How the Consolidated Audit Trail Affects FAs
Source: FA-IQ, Jan. 3, 2018
RITA RAAGAS DE RAMOS: The rollout of the SEC’s consolidated audit trail – or CAT – is underway. It is a single, comprehensive database that is expected to store an unprecedented amount of sensitive trade data and personal identifiable information or PII.
National securities exchanges, Finra, alternative trading systems and broker-dealer firms are required to submit information on trading activities to the CAT daily, including customer information and prices.
The national securities exchanges and Finra were required to submit trade data to the CAT on November 15 last year. Large broker-dealers will be required to start submitting information to the CAT by November 15 this year, while small broker-dealers are expected to do so by November 15 next year.
The CAT was created in response to the flash crash of May 2010, which saw up to $1 trillion in the value of U.S. stocks erased in a matter of minutes before markets rebounded.
It took five months before the SEC and the Commodity Futures Trading Commission completed a report on their investigation of the flash crash, which placed the blame on one trader in London.
The CAT is intended to give the SEC and SROs the ability to monitor, analyze and investigate trading activities in the equities and options markets on a consolidated basis, with the end goal of better protecting investors.
Broker-dealer firms have raised alarm bells over the security of the data, especially the PII, to be stored in the CAT. Even legislators are worried.
REP. BILL HUIZENGA: Most troubling, however, is the amount of personally identifiable information, or PII, that would be required to be collected by the CAT.
RITA RAAGAS DE RAMOS: In November last year, the U.S. House of Representatives’ Subcommittee on Capital Markets, Securities and Investments held a hearing on the implementation and cybersecurity protocols of the CAT led by Representative Bill Huizenga.
BILL HUIZENGA: Not only will it collecting such data points as social security numbers, addresses, and dates of births for individual customers, but it will also gather identifiable proprietary transaction data, that could potential be reversed engineered, and used for nefarious activities such as market manipulation.
RITA RAAGAS DE RAMOS: Also expressing concern was Pershing CEO and Sifma board member, Lisa Dolly.
LISA DOLLY, CEO, PERSHING: The implementation issues remain largely unaddressed and incomplete, and quite frankly, there is concern remaining over security of privacy issues.
RITA RAAGAS DE RAMOS: Dolly said broker-dealer firms are also worried that too many people will have access to information stored in the CAT.
LISA DOLLY: As the SRO’s initial reporting deadline approached and passed, Thesys had not yet hired a Chief Information Risk Officer, who would be responsible to review and implement the data security policies and procedures to ensure the protection of CAT data, as required by the CAT NMS plan.
RITA RAAGAS DE RAMOS: She noted that the SEC and 22 SROs will be allowed to “download any or bulk data from the CAT onto their system,” with access allowed for up to 3,000 users.
Mike Beller, CEO of Thesys Technologies, which built and operates the central repository of the CAT, tried to assuage those concerns by explaining there are security measures in place for the CAT.
MIKE BELLER, CEO OF THESYS TECHNOLOGIES: There is a special role-based access control that a regulatory user of the CAT is not necessarily permitted to access the PII except on a need-to-know basis.
It is stored in separate areas, actually in separate physical data centers, and not stored in the cloud.

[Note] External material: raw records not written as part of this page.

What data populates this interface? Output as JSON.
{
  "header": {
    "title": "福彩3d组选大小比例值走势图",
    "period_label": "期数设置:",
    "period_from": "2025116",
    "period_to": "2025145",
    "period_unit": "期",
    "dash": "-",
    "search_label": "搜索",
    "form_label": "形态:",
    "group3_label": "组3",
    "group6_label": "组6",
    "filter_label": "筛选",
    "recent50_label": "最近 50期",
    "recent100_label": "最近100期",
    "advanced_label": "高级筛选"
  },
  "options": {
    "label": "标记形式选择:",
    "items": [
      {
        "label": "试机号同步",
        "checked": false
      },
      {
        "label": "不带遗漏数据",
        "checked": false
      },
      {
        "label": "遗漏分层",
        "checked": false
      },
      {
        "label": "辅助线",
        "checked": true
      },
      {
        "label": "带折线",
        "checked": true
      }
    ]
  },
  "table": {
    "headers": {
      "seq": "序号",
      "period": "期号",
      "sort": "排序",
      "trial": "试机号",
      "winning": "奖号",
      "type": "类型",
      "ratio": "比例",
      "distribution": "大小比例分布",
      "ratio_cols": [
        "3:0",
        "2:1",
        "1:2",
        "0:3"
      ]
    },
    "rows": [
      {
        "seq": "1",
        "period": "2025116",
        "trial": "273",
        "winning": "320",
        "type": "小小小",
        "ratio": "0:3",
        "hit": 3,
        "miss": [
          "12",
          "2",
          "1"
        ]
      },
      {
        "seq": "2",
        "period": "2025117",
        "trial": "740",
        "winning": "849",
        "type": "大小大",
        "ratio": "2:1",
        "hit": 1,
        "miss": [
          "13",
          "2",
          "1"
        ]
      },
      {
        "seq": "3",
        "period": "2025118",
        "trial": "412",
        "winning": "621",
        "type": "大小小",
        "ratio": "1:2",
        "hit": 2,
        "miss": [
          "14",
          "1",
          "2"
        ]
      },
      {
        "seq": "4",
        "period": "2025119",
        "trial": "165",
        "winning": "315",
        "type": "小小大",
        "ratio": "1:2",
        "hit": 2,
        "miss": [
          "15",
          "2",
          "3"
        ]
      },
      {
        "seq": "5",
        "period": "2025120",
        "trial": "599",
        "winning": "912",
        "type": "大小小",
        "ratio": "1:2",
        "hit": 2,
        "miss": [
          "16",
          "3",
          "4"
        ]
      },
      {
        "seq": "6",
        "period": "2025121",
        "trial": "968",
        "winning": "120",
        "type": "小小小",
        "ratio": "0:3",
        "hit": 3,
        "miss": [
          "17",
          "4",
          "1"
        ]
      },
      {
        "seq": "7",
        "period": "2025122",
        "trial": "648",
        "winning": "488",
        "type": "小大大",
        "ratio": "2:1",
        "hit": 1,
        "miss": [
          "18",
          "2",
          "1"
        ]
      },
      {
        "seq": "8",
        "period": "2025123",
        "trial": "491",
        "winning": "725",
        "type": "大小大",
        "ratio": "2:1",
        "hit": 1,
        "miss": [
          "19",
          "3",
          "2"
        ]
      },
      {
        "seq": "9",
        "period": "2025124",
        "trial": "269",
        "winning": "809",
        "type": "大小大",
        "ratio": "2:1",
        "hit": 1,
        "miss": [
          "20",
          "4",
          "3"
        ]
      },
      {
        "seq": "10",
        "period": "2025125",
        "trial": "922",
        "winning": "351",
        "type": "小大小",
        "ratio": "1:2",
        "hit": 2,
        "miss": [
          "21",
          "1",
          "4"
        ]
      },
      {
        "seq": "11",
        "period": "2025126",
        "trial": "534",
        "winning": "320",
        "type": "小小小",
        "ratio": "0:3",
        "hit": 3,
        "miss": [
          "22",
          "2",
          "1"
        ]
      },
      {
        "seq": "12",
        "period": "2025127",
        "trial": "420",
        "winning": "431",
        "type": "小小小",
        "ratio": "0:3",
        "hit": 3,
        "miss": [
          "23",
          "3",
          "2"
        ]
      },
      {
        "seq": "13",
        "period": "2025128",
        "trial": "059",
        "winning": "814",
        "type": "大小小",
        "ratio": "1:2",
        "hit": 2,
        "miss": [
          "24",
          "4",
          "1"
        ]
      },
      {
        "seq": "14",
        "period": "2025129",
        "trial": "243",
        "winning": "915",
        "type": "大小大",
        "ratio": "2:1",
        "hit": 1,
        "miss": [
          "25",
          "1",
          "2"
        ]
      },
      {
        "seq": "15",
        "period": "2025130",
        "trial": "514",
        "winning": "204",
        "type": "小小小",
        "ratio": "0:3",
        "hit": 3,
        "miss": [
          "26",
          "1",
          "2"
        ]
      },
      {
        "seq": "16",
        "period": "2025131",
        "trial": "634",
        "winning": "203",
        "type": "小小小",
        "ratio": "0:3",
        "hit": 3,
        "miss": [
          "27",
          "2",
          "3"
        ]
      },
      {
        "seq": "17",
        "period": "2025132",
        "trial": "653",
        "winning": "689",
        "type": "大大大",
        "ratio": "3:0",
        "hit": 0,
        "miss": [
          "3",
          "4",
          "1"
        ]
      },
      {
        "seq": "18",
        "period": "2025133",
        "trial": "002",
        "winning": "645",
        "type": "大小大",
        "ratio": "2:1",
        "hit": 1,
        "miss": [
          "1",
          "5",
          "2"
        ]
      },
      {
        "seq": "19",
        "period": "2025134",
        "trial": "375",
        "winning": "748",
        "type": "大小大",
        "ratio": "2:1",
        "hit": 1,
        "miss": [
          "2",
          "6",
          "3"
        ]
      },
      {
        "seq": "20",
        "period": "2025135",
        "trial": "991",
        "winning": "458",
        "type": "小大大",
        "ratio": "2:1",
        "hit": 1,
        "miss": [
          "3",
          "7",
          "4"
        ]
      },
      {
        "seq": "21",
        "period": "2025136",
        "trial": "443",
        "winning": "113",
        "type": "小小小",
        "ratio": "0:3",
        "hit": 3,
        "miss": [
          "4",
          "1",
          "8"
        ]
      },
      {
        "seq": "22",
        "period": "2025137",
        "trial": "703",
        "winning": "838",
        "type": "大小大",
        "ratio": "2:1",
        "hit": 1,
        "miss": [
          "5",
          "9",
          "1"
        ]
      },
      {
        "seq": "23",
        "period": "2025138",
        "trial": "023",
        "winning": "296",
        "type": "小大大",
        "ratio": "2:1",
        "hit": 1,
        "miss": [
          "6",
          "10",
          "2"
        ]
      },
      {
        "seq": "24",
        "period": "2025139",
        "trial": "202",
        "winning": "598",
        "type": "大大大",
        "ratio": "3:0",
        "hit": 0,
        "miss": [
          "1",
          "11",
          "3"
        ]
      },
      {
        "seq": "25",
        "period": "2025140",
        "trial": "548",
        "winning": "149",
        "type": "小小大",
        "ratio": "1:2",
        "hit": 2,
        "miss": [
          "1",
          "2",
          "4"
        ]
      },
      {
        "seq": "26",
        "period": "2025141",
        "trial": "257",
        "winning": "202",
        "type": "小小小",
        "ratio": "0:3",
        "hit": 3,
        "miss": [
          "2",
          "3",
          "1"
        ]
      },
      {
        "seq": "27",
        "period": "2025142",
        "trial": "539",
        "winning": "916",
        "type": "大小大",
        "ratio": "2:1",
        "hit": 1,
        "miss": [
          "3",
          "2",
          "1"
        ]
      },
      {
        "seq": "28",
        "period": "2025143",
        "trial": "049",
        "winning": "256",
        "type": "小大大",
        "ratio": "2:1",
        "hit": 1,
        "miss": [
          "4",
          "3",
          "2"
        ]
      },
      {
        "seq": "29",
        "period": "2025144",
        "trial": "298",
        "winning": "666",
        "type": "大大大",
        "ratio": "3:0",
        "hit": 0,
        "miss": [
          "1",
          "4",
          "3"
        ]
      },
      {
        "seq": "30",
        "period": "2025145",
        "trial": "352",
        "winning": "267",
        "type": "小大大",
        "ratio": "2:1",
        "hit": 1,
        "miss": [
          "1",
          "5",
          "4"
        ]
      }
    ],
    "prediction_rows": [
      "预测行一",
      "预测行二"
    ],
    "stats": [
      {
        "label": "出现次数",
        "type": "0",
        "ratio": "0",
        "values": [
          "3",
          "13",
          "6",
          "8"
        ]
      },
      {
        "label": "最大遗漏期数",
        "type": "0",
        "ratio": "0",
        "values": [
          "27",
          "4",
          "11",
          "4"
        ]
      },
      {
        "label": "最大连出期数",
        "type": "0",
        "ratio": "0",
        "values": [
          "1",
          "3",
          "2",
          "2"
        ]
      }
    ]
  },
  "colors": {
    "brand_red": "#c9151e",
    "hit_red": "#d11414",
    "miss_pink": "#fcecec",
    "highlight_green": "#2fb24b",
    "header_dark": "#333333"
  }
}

It is encrypted in transit at rest. There’s an audit trail specific to the access to the personally identifiable information, over and above the auditing of everything else that happens. In general, record displays in the CAT, they don't display personally identifiable information.
RITA RAAGAS DE RAMOS: Meanwhile, a draft legislation, entitled “The American Customer and Market Information Protection Act,” is pending. It would require the SEC to perform a cost-benefit analysis of the CAT, to ensure that the collection of PII would outweigh the costs or potential harm.